How Do Hot Spots and Skew Break Indexing Performance?
Hot Spot Problem
Monotonically increasing keys (timestamps, auto-increment IDs, time-prefixed UUIDs) create hot spots. Every new insert goes to the same location: the rightmost leaf page in a B+ tree or a single partition in a distributed database. At 10K-50K inserts/sec, this single location becomes a bottleneck. Threads queue for access, inflating P99 (99th percentile latency) from single-digit ms to hundreds of ms.
Low Selectivity Problem
Low cardinality columns (columns with few distinct values, like status with only active/inactive) make poor leading index columns. With only 2 values, an index scan must read 50% of the index on average. Skewed distributions worsen this: if 99% of rows are status=active, an index on status provides almost no filtering benefit.
Solutions
Key salting: Prepend a random or computed prefix to spread writes across the index. Trade-off: point queries must check multiple prefixes.

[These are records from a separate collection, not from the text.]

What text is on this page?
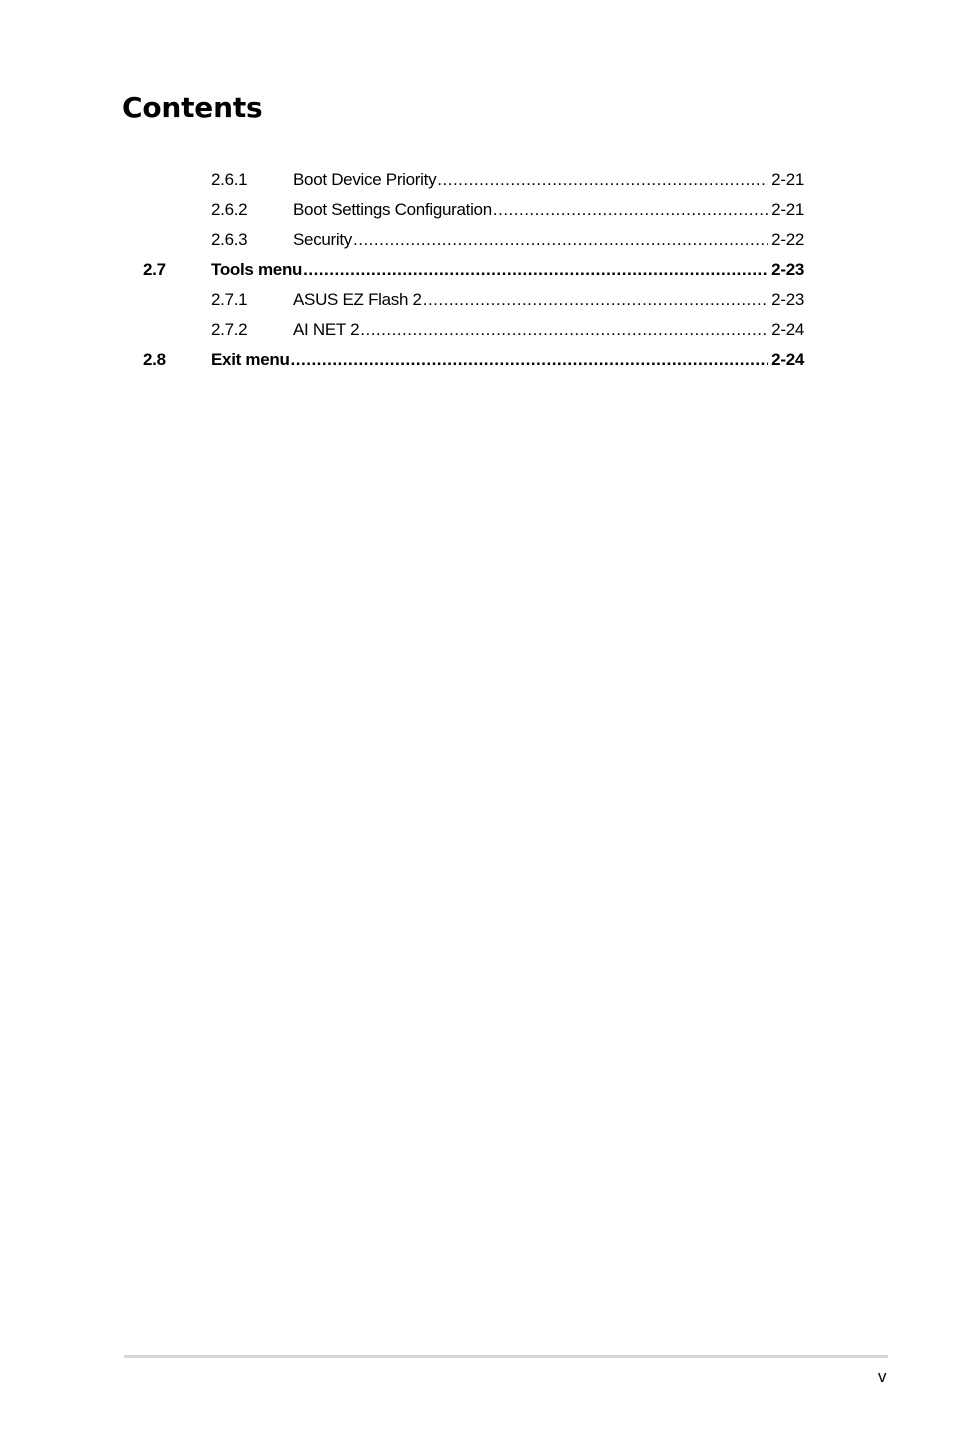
Contents
2.6.1	Boot Device Priority .....	2-21
2.6.2	Boot Settings Configuration .....	2-21
2.6.3	Security .....	2-22
2.7	Tools menu .....	2-23
2.7.1	ASUS EZ Flash 2 .....	2-23
2.7.2	AI NET 2 .....	2-24
2.8	Exit menu .....	2-24
v
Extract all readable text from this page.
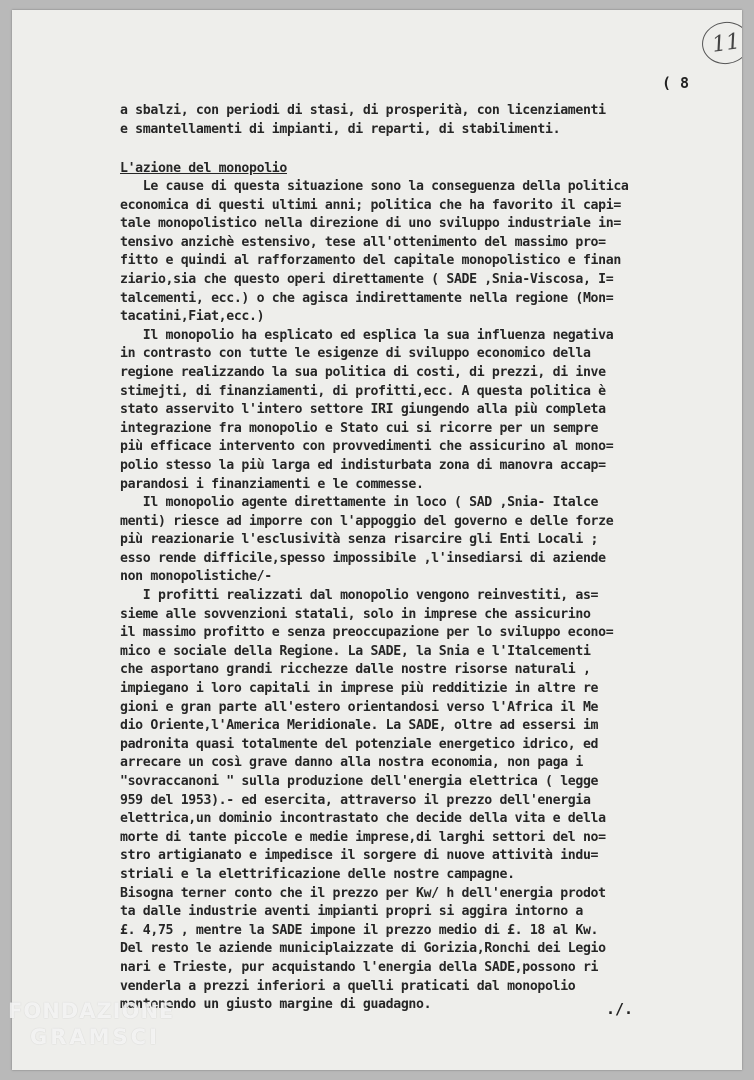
11
( 8
a sbalzi, con periodi di stasi, di prosperità, con licenziamenti
e smantellamenti di impianti, di reparti, di stabilimenti.
L'azione del monopolio
Le cause di questa situazione sono la conseguenza della politica
economica di questi ultimi anni; politica che ha favorito il capi=
tale monopolistico nella direzione di uno sviluppo industriale in=
tensivo anzichè estensivo, tese all'ottenimento del massimo pro=
fitto e quindi al rafforzamento del capitale monopolistico e finan
ziario,sia che questo operi direttamente ( SADE ,Snia-Viscosa, I=
talcementi, ecc.) o che agisca indirettamente nella regione (Mon=
tacatini,Fiat,ecc.)
Il monopolio ha esplicato ed esplica la sua influenza negativa
in contrasto con tutte le esigenze di sviluppo economico della
regione realizzando la sua politica di costi, di prezzi, di inve
stimejti, di finanziamenti, di profitti,ecc. A questa politica è
stato asservito l'intero settore IRI giungendo alla più completa
integrazione fra monopolio e Stato cui si ricorre per un sempre
più efficace intervento con provvedimenti che assicurino al mono=
polio stesso la più larga ed indisturbata zona di manovra accap=
parandosi i finanziamenti e le commesse.
Il monopolio agente direttamente in loco ( SAD ,Snia- Italce
menti) riesce ad imporre con l'appoggio del governo e delle forze
più reazionarie l'esclusività senza risarcire gli Enti Locali ;
esso rende difficile,spesso impossibile ,l'insediarsi di aziende
non monopolistiche/-
I profitti realizzati dal monopolio vengono reinvestiti, as=
sieme alle sovvenzioni statali, solo in imprese che assicurino
il massimo profitto e senza preoccupazione per lo sviluppo econo=
mico e sociale della Regione. La SADE, la Snia e l'Italcementi
che asportano grandi ricchezze dalle nostre risorse naturali ,
impiegano i loro capitali in imprese più redditizie in altre re
gioni e gran parte all'estero orientandosi verso l'Africa il Me
dio Oriente,l'America Meridionale. La SADE, oltre ad essersi im
padronita quasi totalmente del potenziale energetico idrico, ed
arrecare un così grave danno alla nostra economia, non paga i
"sovraccanoni " sulla produzione dell'energia elettrica ( legge
959 del 1953).- ed esercita, attraverso il prezzo dell'energia
elettrica,un dominio incontrastato che decide della vita e della
morte di tante piccole e medie imprese,di larghi settori del no=
stro artigianato e impedisce il sorgere di nuove attività indu=
striali e la elettrificazione delle nostre campagne.
Bisogna terner conto che il prezzo per Kw/ h dell'energia prodot
ta dalle industrie aventi impianti propri si aggira intorno a
£. 4,75 , mentre la SADE impone il prezzo medio di £. 18 al Kw.
Del resto le aziende municiplaizzate di Gorizia,Ronchi dei Legio
nari e Trieste, pur acquistando l'energia della SADE,possono ri
venderla a prezzi inferiori a quelli praticati dal monopolio
mantenendo un giusto margine di guadagno.	./.
FONDAZIONE
GRAMSCI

Write sharding: Spread a hot key across multiple logical keys (counter_0 through counter_9), aggregate reads from all shards.
Partial indexes: Index only rows matching a condition (WHERE status = pending), reducing index size for low-selectivity columns.
Detection
Monitor write latency distribution. If P99 is 10x+ higher than P50 (median), hot spots likely exist. Check partition/page access patterns to identify the hot location.